Metro-east doctor was cog in scheme that defrauded Medicare of $40 million, lawsuit states

The metro-east doctor who admitted to falsifying records to collect payment for services he didn’t provide was one small part of a broader scheme by his employer to defraud Medicare of more than $40 million over a nine-year span, according to a False Claims Act lawsuit filed by the federal government.

According to court documents, Dr. Phillip J. Greene, 59, of Edwardsville, was employed by General Medicine PC to provide healthcare services to nursing homes and assisted living centers throughout southern Illinois. As part of a plea agreement, he admitted guilt to a single charge of healthcare fraud for documenting examinations he didn’t perform and billing them through his employer for Medicare reimbursement.

A 96-page civil complaint filed in the U.S. Court for the Southern District of Illinois in 2022 alleges that it’s a practice General Medicine encouraged.

In the civil suit, the U.S. attorney argues that beginning in “at least” 2013, General Medicine knowingly billed Medicare for visits to patients that were not medically necessary, if they were performed at all.

It also alleges that the Michigan-based company set monthly patient-visit quotas for doctors and nurse practitioners “without any consideration as to whether the patients needed the services” and that it submitted inflated claims.

In some instances, including those to which Green admitted guilt, doctors completed progress notes containing inaccurate or embellished information to support higher reimbursement rates.

The suit also names 17 “shell companies” affiliated with General Medicine as defendants.

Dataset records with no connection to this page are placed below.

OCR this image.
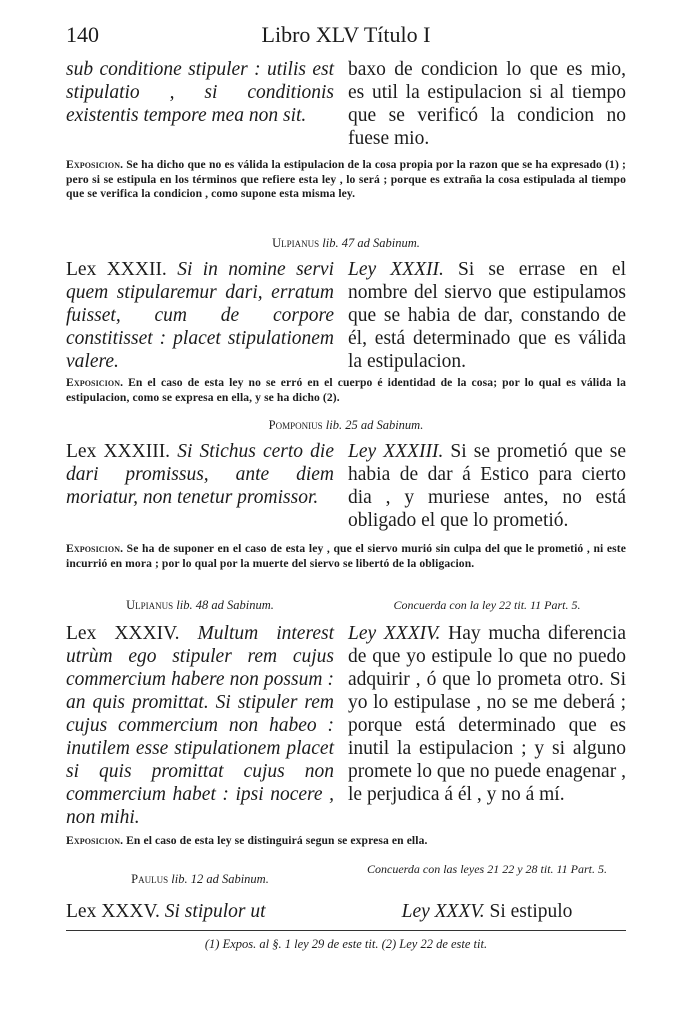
140	Libro XLV Título I
sub conditione stipuler : utilis est stipulatio , si conditionis existentis tempore mea non sit.
baxo de condicion lo que es mio, es util la estipulacion si al tiempo que se verificó la condicion no fuese mio.
Exposicion. Se ha dicho que no es válida la estipulacion de la cosa propia por la razon que se ha expresado (1) ; pero si se estipula en los términos que refiere esta ley , lo será ; porque es extraña la cosa estipulada al tiempo que se verifica la condicion , como supone esta misma ley.
Ulpianus lib. 47 ad Sabinum.
Lex XXXII. Si in nomine servi quem stipularemur dari, erratum fuisset, cum de corpore constitisset : placet stipulationem valere.
Ley XXXII. Si se errase en el nombre del siervo que estipulamos que se habia de dar, constando de él, está determinado que es válida la estipulacion.
Exposicion. En el caso de esta ley no se erró en el cuerpo é identidad de la cosa; por lo qual es válida la estipulacion, como se expresa en ella, y se ha dicho (2).
Pomponius lib. 25 ad Sabinum.
Lex XXXIII. Si Stichus certo die dari promissus, ante diem moriatur, non tenetur promissor.
Ley XXXIII. Si se prometió que se habia de dar á Estico para cierto dia , y muriese antes, no está obligado el que lo prometió.
Exposicion. Se ha de suponer en el caso de esta ley , que el siervo murió sin culpa del que le prometió , ni este incurrió en mora ; por lo qual por la muerte del siervo se libertó de la obligacion.
Ulpianus lib. 48 ad Sabinum.	Concuerda con la ley 22 tit. 11 Part. 5.
Lex XXXIV. Multum interest utrùm ego stipuler rem cujus commercium habere non possum : an quis promittat. Si stipuler rem cujus commercium non habeo : inutilem esse stipulationem placet si quis promittat cujus non commercium habet : ipsi nocere , non mihi.
Ley XXXIV. Hay mucha diferencia de que yo estipule lo que no puedo adquirir , ó que lo prometa otro. Si yo lo estipulase , no se me deberá ; porque está determinado que es inutil la estipulacion ; y si alguno promete lo que no puede enagenar , le perjudica á él , y no á mí.
Exposicion. En el caso de esta ley se distinguirá segun se expresa en ella.
Paulus lib. 12 ad Sabinum.
Concuerda con las leyes 21 22 y 28 tit. 11 Part. 5.
Lex XXXV. Si stipulor ut	Ley XXXV. Si estipulo
(1) Expos. al §. 1 ley 29 de este tit. (2) Ley 22 de este tit.
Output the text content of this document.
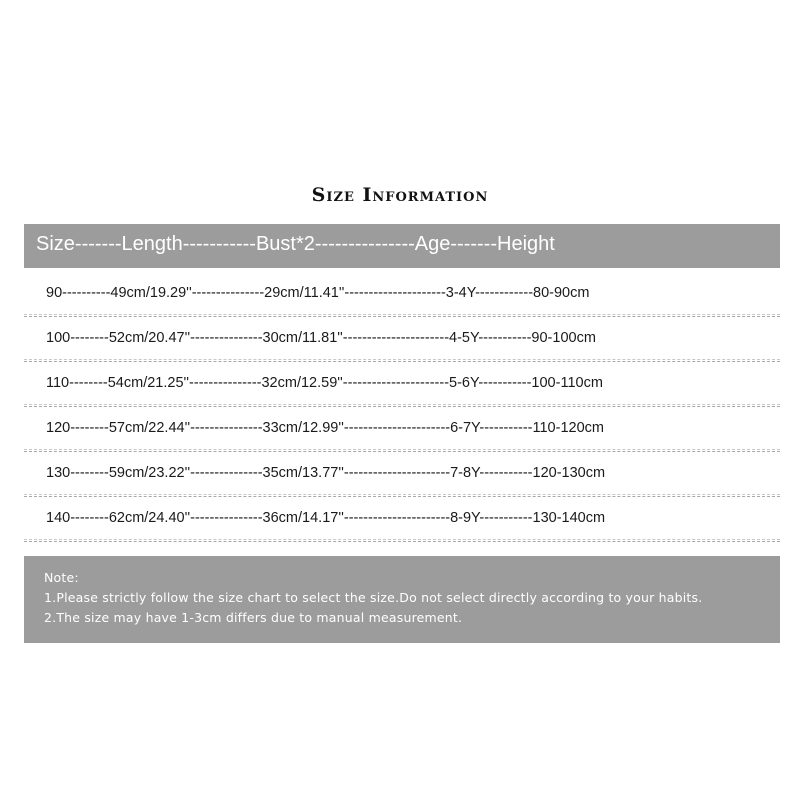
Size Information
Size-------Length-----------Bust*2---------------Age-------Height
90----------49cm/19.29''---------------29cm/11.41''---------------------3-4Y------------80-90cm
100--------52cm/20.47''---------------30cm/11.81''----------------------4-5Y-----------90-100cm
110--------54cm/21.25''---------------32cm/12.59''----------------------5-6Y-----------100-110cm
120--------57cm/22.44''---------------33cm/12.99''----------------------6-7Y-----------110-120cm
130--------59cm/23.22''---------------35cm/13.77''----------------------7-8Y-----------120-130cm
140--------62cm/24.40''---------------36cm/14.17''----------------------8-9Y-----------130-140cm
Note:
1.Please strictly follow the size chart to select the size.Do not select directly according to your habits.
2.The size may have 1-3cm differs due to manual measurement.
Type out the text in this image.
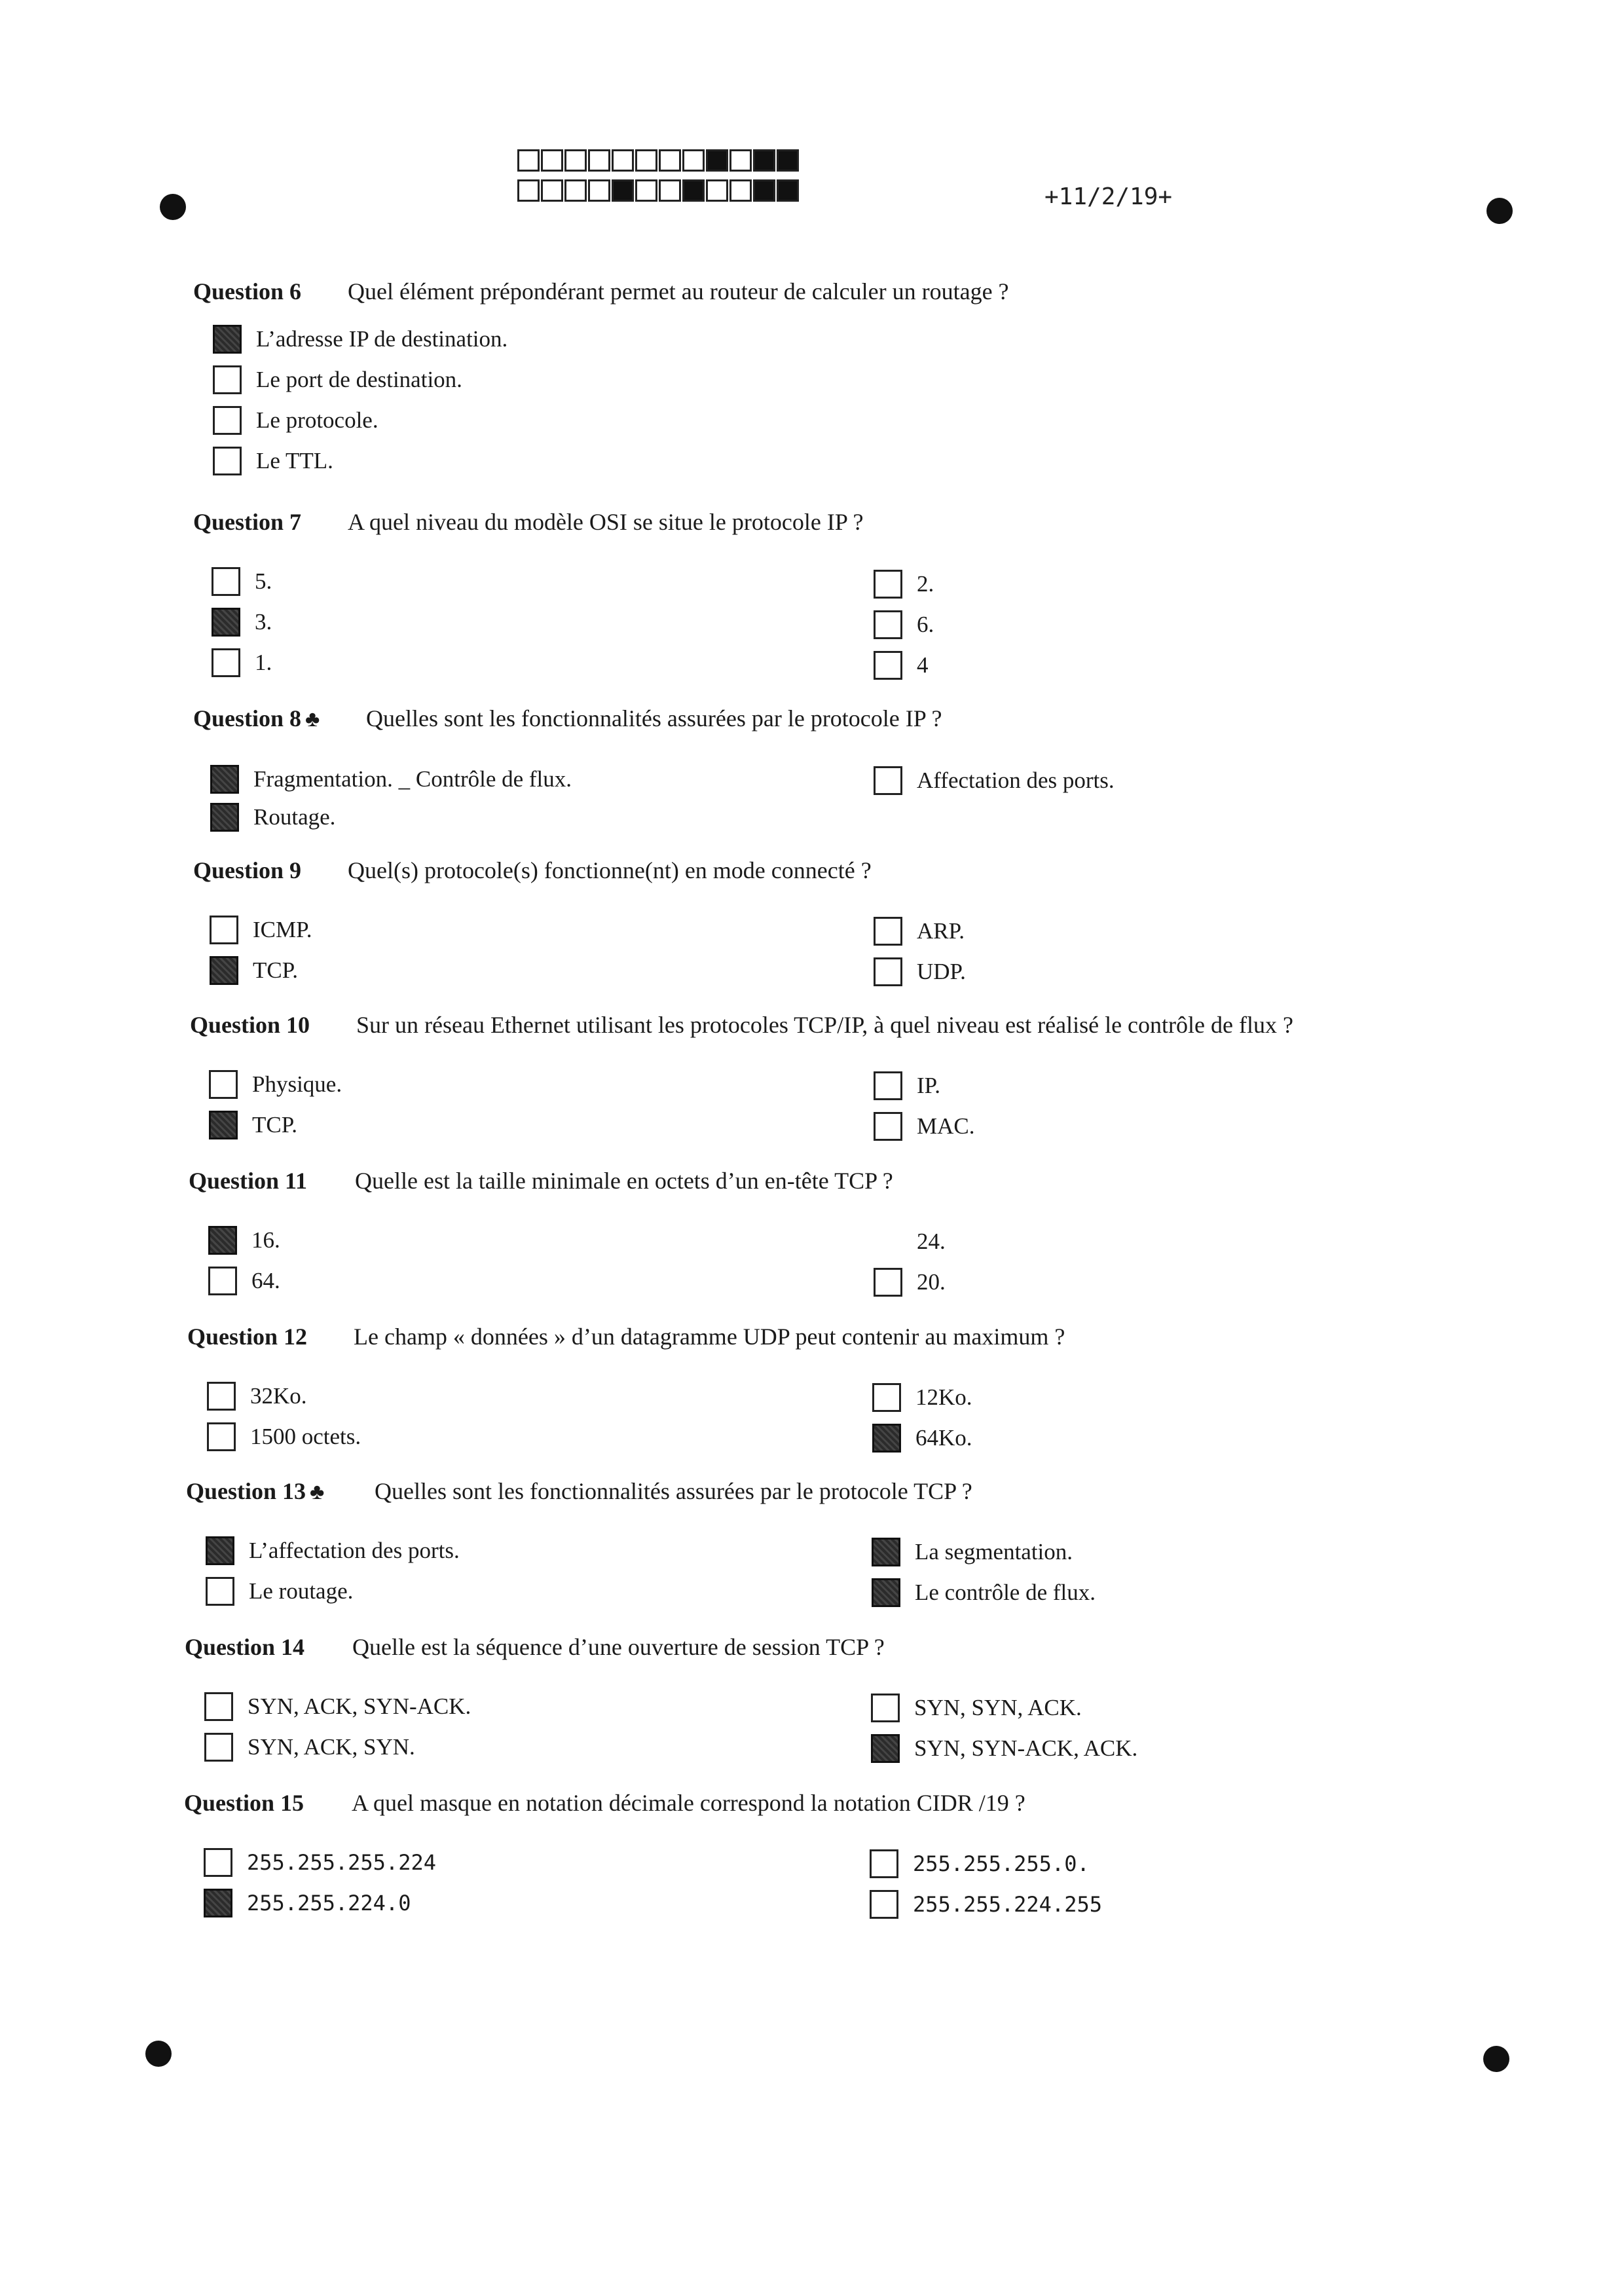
+11/2/19+
Question 6 Quel élément prépondérant permet au routeur de calculer un routage ?
L’adresse IP de destination.
Le port de destination.
Le protocole.
Le TTL.
Question 7 A quel niveau du modèle OSI se situe le protocole IP ?
5.
3.
1.
2.
6.
4
Question 8 ♣ Quelles sont les fonctionnalités assurées par le protocole IP ?
Fragmentation. _ Contrôle de flux.
Routage.
Affectation des ports.
Question 9 Quel(s) protocole(s) fonctionne(nt) en mode connecté ?
ICMP.
TCP.
ARP.
UDP.
Question 10 Sur un réseau Ethernet utilisant les protocoles TCP/IP, à quel niveau est réalisé le contrôle de flux ?
Physique.
TCP.
IP.
MAC.
Question 11 Quelle est la taille minimale en octets d’un en-tête TCP ?
16.
64.
24.
20.
Question 12 Le champ « données » d’un datagramme UDP peut contenir au maximum ?
32Ko.
1500 octets.
12Ko.
64Ko.
Question 13 ♣ Quelles sont les fonctionnalités assurées par le protocole TCP ?
L’affectation des ports.
Le routage.
La segmentation.
Le contrôle de flux.
Question 14 Quelle est la séquence d’une ouverture de session TCP ?
SYN, ACK, SYN-ACK.
SYN, ACK, SYN.
SYN, SYN, ACK.
SYN, SYN-ACK, ACK.
Question 15 A quel masque en notation décimale correspond la notation CIDR /19 ?
255.255.255.224
255.255.224.0
255.255.255.0.
255.255.224.255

“Rather than focusing on caring for the vulnerable patient population they served and treating each resident based on their individualized needs, Defendants played a numbers game designed to bill as many patient visits as possible, regardless of whether those visits were actually performed as documented or medically necessary,” the complaint states.

“As one GM clinician put it: Defendants preferred quantity over quality.”

In its response to the lawsuit, General Medicine and owner Thomas M. Prose, M.D. deny the allegations, noting that so-called quotas were part of compensation plans that have since been changed and that, while some Medicare claims might have been falsified, the company did not submit them knowingly.

In cases where the company knew services were falsified, it either didn’t submit the claim or reimbursed Medicare, the answer states. The company also objects to the use of the term “shell companies” to describe its subsidiaries.

General Medicine operates clinics and employs healthcare clinicians in Illinois, Kansas, Missouri, Michigan, Louisiana, Iowa, Ohio, and North Carolina. The lawsuit alleges thousands of fraudulent claims, but specifically cites 27 examples of how the scheme was carried out.

Among them was one of Greene’s patients, which court records identify only as “E.S.” who resided at “Nursing Home 1 in Mascoutah.”

According to both the civil complaint and the criminal indictment, Greene claimed to have examined “E.S.” at the nursing home, after she had already been admitted to a local hospital for treatment of a variety of ailments.

Medicare again paid General Medicine PC $109.37 for services Greene recorded, but never performed.

The indictment against Greene spells out the circumstances of two other complaints against General Medicine related to services he later admitted he didn’t provide patients.

In one of them, he reported visiting “Assisted Living Facility 1 in Shiloh” to examine a patient identified as “D.B.” on Oct. 24, 2016.

“Greene well knew his representations were false because he had not actually examined D.B. at all on October 24, 2016,” the indictment says. “In fact, D.B. had died one day earlier on October 23, 2016.”

General Medicine PC put in a claim for $275, which Medicare denied.

In the other case described in court records, Greene generated a false progress report stating that he had examined “M.W.” at the Mascoutah facility on June 1, 2017. In it, he claimed to have checked M.W.’s head and face and observed no “swelling, deformity, acchymosis or erytheme.”

“In fact, M.W.’s face was bruised from a fall and she’d had a dozen stitches removed from her face the day before the purported exam,” the complaint stated.

Medicare reimbursed General Medicine PC $109. 37.

Greene routinely generated progress notes “he knew contained misrepresentations and materially false statements about the services he purportedly provided” and that he “knew General Medicine PC would use the false information he provided to support false claims for reimbursement to Medicare.”

In total, Greene billed $20,135 in false claims, for which Medicare reimbursed General Medicine $10,031. Greene’s personal share was $5,220, according to the court records.

Greene’s sentencing is scheduled for 10:30 a.m. on June 5. Healthcare fraud is punishable by up to 10 years imprisonment, a fine of up to $250,000, and up to three years of supervised release. Greene must also pay restitution for government losses.

An effort to settle the claims against General Medicine PC through a mediator failed and a judge denied a motion to dismiss the suit. A trial date has not yet been set.